Crying wolf is a risky strategy, even when the wolf is, quite demonstrably, at the door. People may still say you are imagining the wolf, or that it hasn’t come for them, or that it’s a friendly wolf, or that it will go away, if we just ignore it.

 

In calling his book on climate change The Uninhabitable Earth, and in approving a jacket blurb that opens, like the book itself, with “It is worse, much worse, than you think,” and concludes that our planet will become (no ifs, ands or buts in the sentence) “a living nightmare”, American journalist David Wallace-Wells may deter many readers.

 

That would be most unfortunate, because this book should not be judged by its cover materials. It is not only a very accessible and compelling read, it is a much more nuanced and a much more hopeful vision than you might expect.

 

On the phone, its author positively exudes dynamic, if highly qualified, optimism. He does not take the malign scenarios he has sketched so vividly for granted. But he does want us to be acutely aware that they are possible, even probable, depending on how we act now.

 

“I think one of the really important things about global warming that most people, even those most engaged with it, don’t appreciate is that this is not a binary question.
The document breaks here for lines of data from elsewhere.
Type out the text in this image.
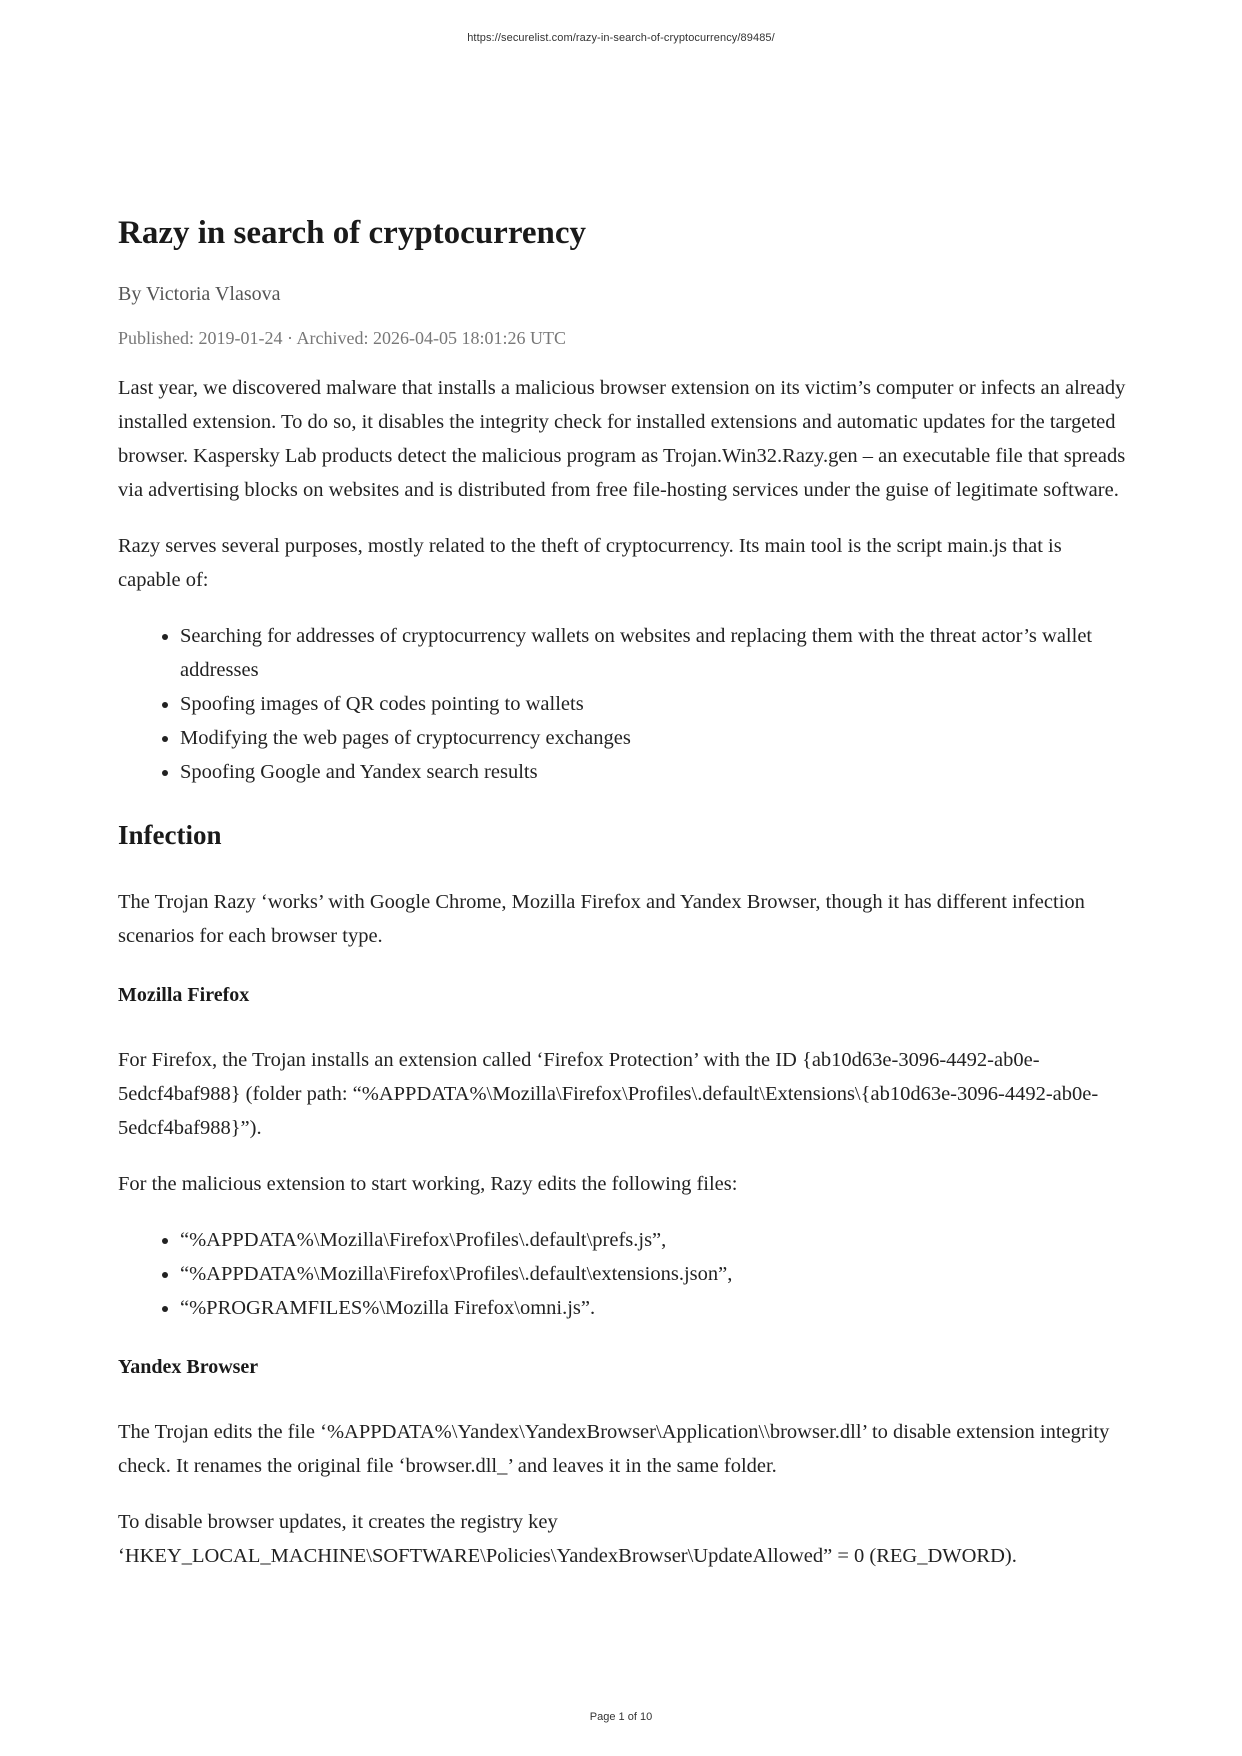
https://securelist.com/razy-in-search-of-cryptocurrency/89485/
Razy in search of cryptocurrency
By Victoria Vlasova
Published: 2019-01-24 · Archived: 2026-04-05 18:01:26 UTC

Last year, we discovered malware that installs a malicious browser extension on its victim’s computer or infects an already installed extension. To do so, it disables the integrity check for installed extensions and automatic updates for the targeted browser. Kaspersky Lab products detect the malicious program as Trojan.Win32.Razy.gen – an executable file that spreads via advertising blocks on websites and is distributed from free file-hosting services under the guise of legitimate software.

Razy serves several purposes, mostly related to the theft of cryptocurrency. Its main tool is the script main.js that is capable of:

• Searching for addresses of cryptocurrency wallets on websites and replacing them with the threat actor’s wallet addresses
• Spoofing images of QR codes pointing to wallets
• Modifying the web pages of cryptocurrency exchanges
• Spoofing Google and Yandex search results
Infection

The Trojan Razy ‘works’ with Google Chrome, Mozilla Firefox and Yandex Browser, though it has different infection scenarios for each browser type.

Mozilla Firefox

For Firefox, the Trojan installs an extension called ‘Firefox Protection’ with the ID {ab10d63e-3096-4492-ab0e-5edcf4baf988} (folder path: “%APPDATA%\Mozilla\Firefox\Profiles\.default\Extensions\{ab10d63e-3096-4492-ab0e-5edcf4baf988}”).

For the malicious extension to start working, Razy edits the following files:

• “%APPDATA%\Mozilla\Firefox\Profiles\.default\prefs.js”,
• “%APPDATA%\Mozilla\Firefox\Profiles\.default\extensions.json”,
• “%PROGRAMFILES%\Mozilla Firefox\omni.js”.
Yandex Browser

The Trojan edits the file ‘%APPDATA%\Yandex\YandexBrowser\Application\\browser.dll’ to disable extension integrity check. It renames the original file ‘browser.dll_’ and leaves it in the same folder.

To disable browser updates, it creates the registry key ‘HKEY_LOCAL_MACHINE\SOFTWARE\Policies\YandexBrowser\UpdateAllowed” = 0 (REG_DWORD).

Page 1 of 10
It’s not a matter of whether we cross the threshold of catastrophe or not.

“Every tick upward is going to make the planet worse, but every tick upward that we avoid is going to make the planet a healthier, safer place to live.

“Yes, we have done a great deal of damage to the planet, over the last 25 to 30 years especially. But to me, in a sense, that very damage is a measure of how much power we retain over the climate going forward. And I see the future as entirely open-ended.

“Yes, there is a little bit of warming already baked into the system. But in theory at least, if we made some large-scale changes immediately, we would be able to stabilise the climate at something close to what it is today.

“I don’t think that’s likely, though, because of all the political, social and cultural obstacles. But it is possible. So just how much further we get along the trajectory of hellishness will be entirely up to us.”